Outside of the cases where a company says ‘no’, is an employee running with an idea on their own the fault of poor management? If a superior encouraged the idea, would the employee felt they needed to see the project through on their own? In today’s society where ideas are creating Billionaires, more people are willing to risk a company coming after them and will try to see an idea through on their own.

In the case of Mark and his Facebook, he was obviously motivated by attention and not the money. He has or at least ‘had’ a pretty good grip on what people wanted. The direction the group he was working with had an idea but it was highly limited, pointed at a single market. Should Mark have given his idea to the team he was working with, one might argue that they would not have seen his vision. Would he have come up with the idea on his own? The school (at least as represented in the movie) thinks that many people at the school can come up with the same idea since they don’t know the ‘aha’ moment that many may have shared in a class or at a campus event.

Running with an idea that a employer may think they own is highly risky.

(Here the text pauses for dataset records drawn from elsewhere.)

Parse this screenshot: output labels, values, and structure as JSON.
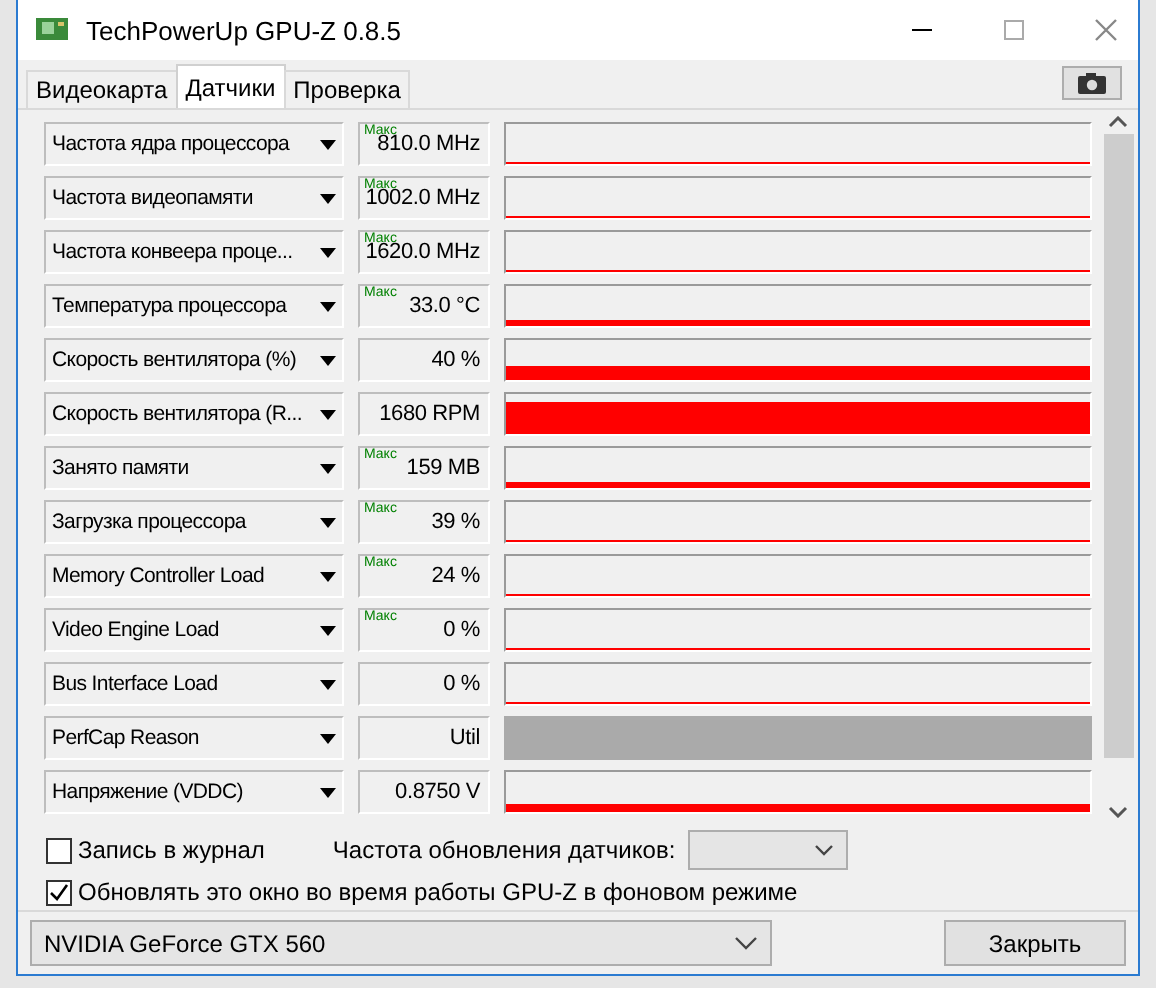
{
  "window": {
    "title": "TechPowerUp GPU-Z 0.8.5"
  },
  "tabs": [
    {
      "label": "Видеокарта",
      "selected": false
    },
    {
      "label": "Датчики",
      "selected": true
    },
    {
      "label": "Проверка",
      "selected": false
    }
  ],
  "sensors": [
    {
      "name": "Частота ядра процессора",
      "max_label": "Макс",
      "value": "810.0 MHz",
      "kind": "graph"
    },
    {
      "name": "Частота видеопамяти",
      "max_label": "Макс",
      "value": "1002.0 MHz",
      "kind": "graph"
    },
    {
      "name": "Частота конвеера проце...",
      "max_label": "Макс",
      "value": "1620.0 MHz",
      "kind": "graph"
    },
    {
      "name": "Температура процессора",
      "max_label": "Макс",
      "value": "33.0 °C",
      "kind": "graph"
    },
    {
      "name": "Скорость вентилятора (%)",
      "value": "40 %",
      "kind": "graph"
    },
    {
      "name": "Скорость вентилятора (R...",
      "value": "1680 RPM",
      "kind": "graph"
    },
    {
      "name": "Занято памяти",
      "max_label": "Макс",
      "value": "159 MB",
      "kind": "graph"
    },
    {
      "name": "Загрузка процессора",
      "max_label": "Макс",
      "value": "39 %",
      "kind": "graph"
    },
    {
      "name": "Memory Controller Load",
      "max_label": "Макс",
      "value": "24 %",
      "kind": "graph"
    },
    {
      "name": "Video Engine Load",
      "max_label": "Макс",
      "value": "0 %",
      "kind": "graph"
    },
    {
      "name": "Bus Interface Load",
      "value": "0 %",
      "kind": "graph"
    },
    {
      "name": "PerfCap Reason",
      "value": "Util",
      "kind": "state"
    },
    {
      "name": "Напряжение (VDDC)",
      "value": "0.8750 V",
      "kind": "graph"
    }
  ],
  "log_option": {
    "label": "Запись в журнал",
    "checked": false
  },
  "refresh": {
    "label": "Частота обновления датчиков:"
  },
  "background_option": {
    "label": "Обновлять это окно во время работы GPU-Z в фоновом режиме",
    "checked": true
  },
  "gpu_select": {
    "value": "NVIDIA GeForce GTX 560"
  },
  "close_button": "Закрыть"
}
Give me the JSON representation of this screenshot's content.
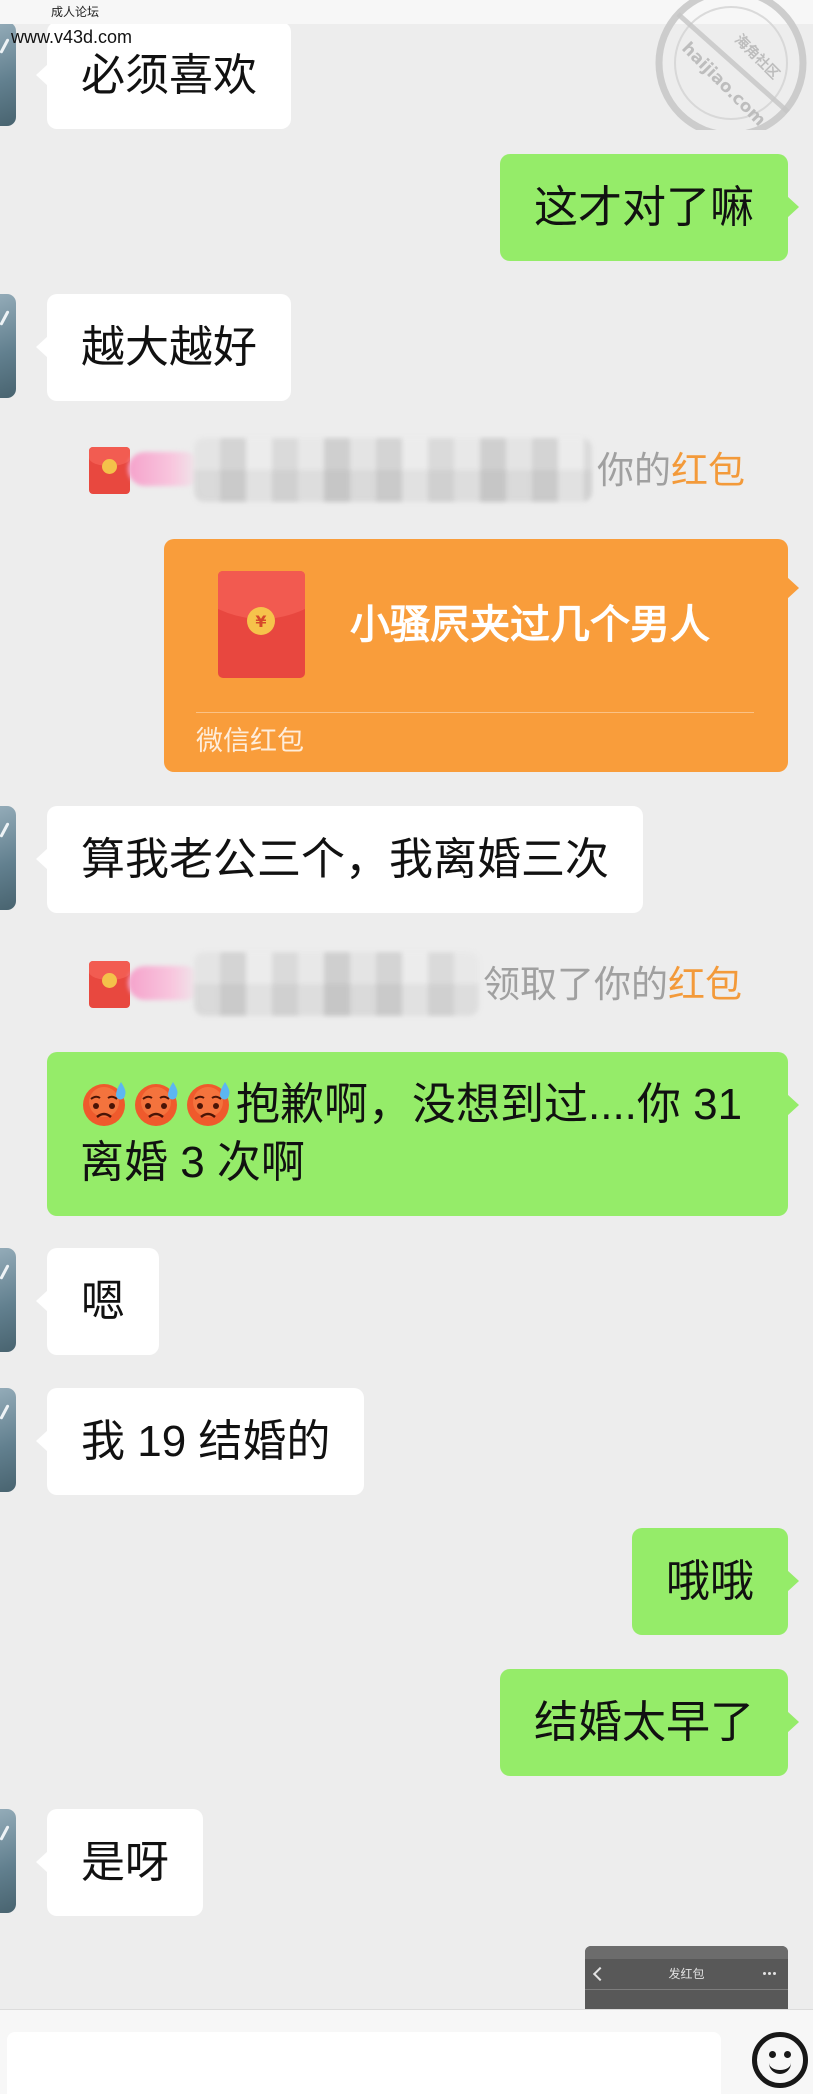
{
  "overlay": {
    "site_label": "成人论坛",
    "site_url": "www.v43d.com",
    "watermark_cn": "海角社区",
    "watermark_en": "haijiao.com"
  },
  "colors": {
    "background": "#ededed",
    "bubble_sent": "#95ec69",
    "bubble_received": "#ffffff",
    "red_packet": "#f99d3b",
    "red_packet_link": "#f39a3a",
    "notice_text": "#a0a0a0"
  },
  "messages": [
    {
      "side": "received",
      "text": "必须喜欢"
    },
    {
      "side": "sent",
      "text": "这才对了嘛"
    },
    {
      "side": "received",
      "text": "越大越好"
    },
    {
      "side": "received",
      "text": "算我老公三个，我离婚三次"
    },
    {
      "side": "sent",
      "emojis": [
        "sweat-face-icon",
        "sweat-face-icon",
        "sweat-face-icon"
      ],
      "text": "抱歉啊，没想到过....你 31 离婚 3 次啊"
    },
    {
      "side": "received",
      "text": "嗯"
    },
    {
      "side": "received",
      "text": "我 19 结婚的"
    },
    {
      "side": "sent",
      "text": "哦哦"
    },
    {
      "side": "sent",
      "text": "结婚太早了"
    },
    {
      "side": "received",
      "text": "是呀"
    }
  ],
  "red_packet": {
    "side": "sent",
    "message": "小骚屄夹过几个男人",
    "footer": "微信红包",
    "icon": "red-envelope-icon",
    "currency_symbol": "¥"
  },
  "system_notices": [
    {
      "icon": "red-envelope-icon",
      "text": "你的",
      "link": "红包"
    },
    {
      "icon": "red-envelope-icon",
      "text": "领取了你的",
      "link": "红包"
    }
  ],
  "image_message": {
    "side": "sent",
    "title": "发红包",
    "icons": [
      "back-arrow-icon",
      "more-icon"
    ]
  },
  "input_bar": {
    "value": "",
    "placeholder": "",
    "icon": "emoji-icon"
  }
}
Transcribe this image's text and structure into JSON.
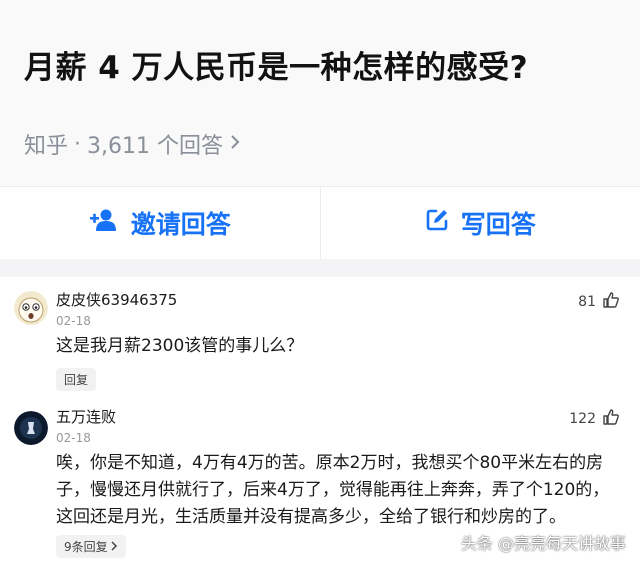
{
  "question": {
    "title": "月薪 4 万人民币是一种怎样的感受?",
    "source": "知乎",
    "separator": "·",
    "answer_count": "3,611 个回答"
  },
  "actions": {
    "invite_label": "邀请回答",
    "write_label": "写回答"
  },
  "comments": [
    {
      "author": "皮皮侠63946375",
      "date": "02-18",
      "likes": "81",
      "text": "这是我月薪2300该管的事儿么？",
      "reply_label": "回复"
    },
    {
      "author": "五万连败",
      "date": "02-18",
      "likes": "122",
      "text": "唉，你是不知道，4万有4万的苦。原本2万时，我想买个80平米左右的房子，慢慢还月供就行了，后来4万了，觉得能再往上奔奔，弄了个120的，这回还是月光，生活质量并没有提高多少，全给了银行和炒房的了。",
      "reply_label": "9条回复"
    }
  ],
  "watermark": "头条 @亮亮每天讲故事",
  "colors": {
    "accent": "#1772f6",
    "muted": "#8a8f99"
  }
}
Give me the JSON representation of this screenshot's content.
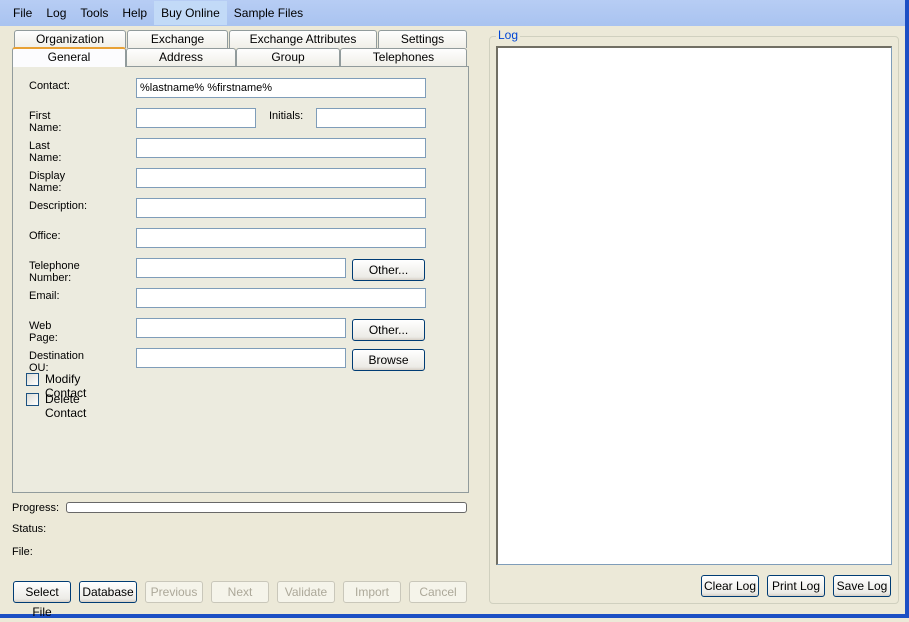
{
  "menu": [
    "File",
    "Log",
    "Tools",
    "Help",
    "Buy Online",
    "Sample Files"
  ],
  "menu_highlighted": "Buy Online",
  "tabs_back_row": [
    "Organization",
    "Exchange",
    "Exchange Attributes",
    "Settings"
  ],
  "tabs_front_row": [
    "General",
    "Address",
    "Group",
    "Telephones"
  ],
  "active_tab": "General",
  "form": {
    "contact": {
      "label": "Contact:",
      "value": "%lastname% %firstname%"
    },
    "first_name": {
      "label": "First Name:",
      "value": ""
    },
    "initials": {
      "label": "Initials:",
      "value": ""
    },
    "last_name": {
      "label": "Last Name:",
      "value": ""
    },
    "display_name": {
      "label": "Display Name:",
      "value": ""
    },
    "description": {
      "label": "Description:",
      "value": ""
    },
    "office": {
      "label": "Office:",
      "value": ""
    },
    "telephone": {
      "label": "Telephone Number:",
      "value": "",
      "button": "Other..."
    },
    "email": {
      "label": "Email:",
      "value": ""
    },
    "web_page": {
      "label": "Web Page:",
      "value": "",
      "button": "Other..."
    },
    "destination_ou": {
      "label": "Destination OU:",
      "value": "",
      "button": "Browse"
    },
    "modify_contact": {
      "label": "Modify Contact",
      "checked": false
    },
    "delete_contact": {
      "label": "Delete Contact",
      "checked": false
    }
  },
  "status_area": {
    "progress_label": "Progress:",
    "progress_value": 0,
    "status_label": "Status:",
    "file_label": "File:"
  },
  "bottom_buttons": [
    {
      "label": "Select File",
      "enabled": true
    },
    {
      "label": "Database",
      "enabled": true
    },
    {
      "label": "Previous",
      "enabled": false
    },
    {
      "label": "Next",
      "enabled": false
    },
    {
      "label": "Validate",
      "enabled": false
    },
    {
      "label": "Import",
      "enabled": false
    },
    {
      "label": "Cancel",
      "enabled": false
    }
  ],
  "log": {
    "title": "Log",
    "content": "",
    "buttons": [
      "Clear Log",
      "Print Log",
      "Save Log"
    ]
  }
}
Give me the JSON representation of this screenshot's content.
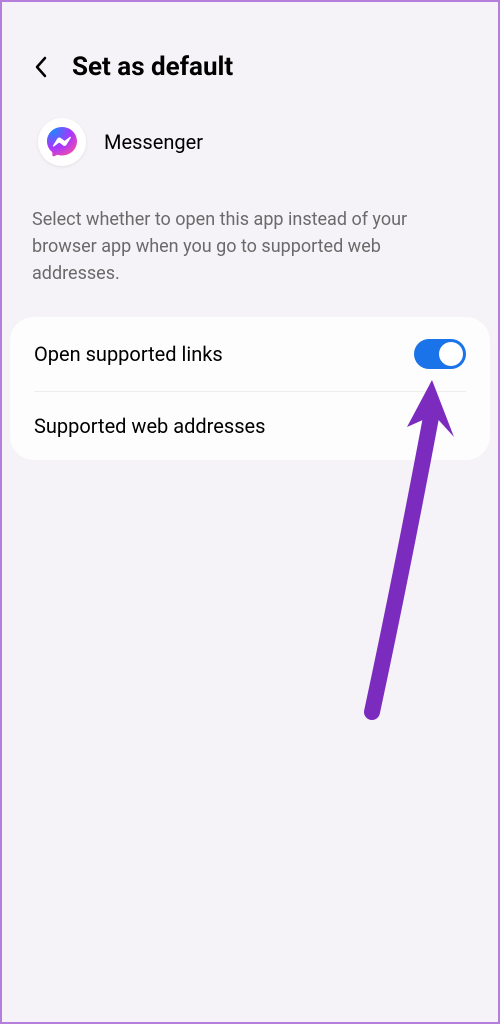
{
  "header": {
    "title": "Set as default"
  },
  "app": {
    "name": "Messenger"
  },
  "description": "Select whether to open this app instead of your browser app when you go to supported web addresses.",
  "settings": {
    "open_supported_links": {
      "label": "Open supported links",
      "enabled": true
    },
    "supported_web_addresses": {
      "label": "Supported web addresses"
    }
  },
  "colors": {
    "toggle_on": "#1a73e8",
    "annotation": "#7b2cbf",
    "border": "#b57edc"
  }
}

Even if they don’t do anything initially as they don’t see a profit from their legal expenses, it will always be hanging over the creations ‘head’. Of course, everyone thinks their idea will be so big that they can just pay off anyone that comes along with a few hundred million ‘jump change’. It shouldn’t be missed that the project may end up with a partner that will be tired of the creator down the road and run with the idea they passed on before it was a hit.

There may be ‘no new ideas’ under the sun left to be thought of, but an impossible idea passed on yesterday can be a reality tomorrow… in the right hands.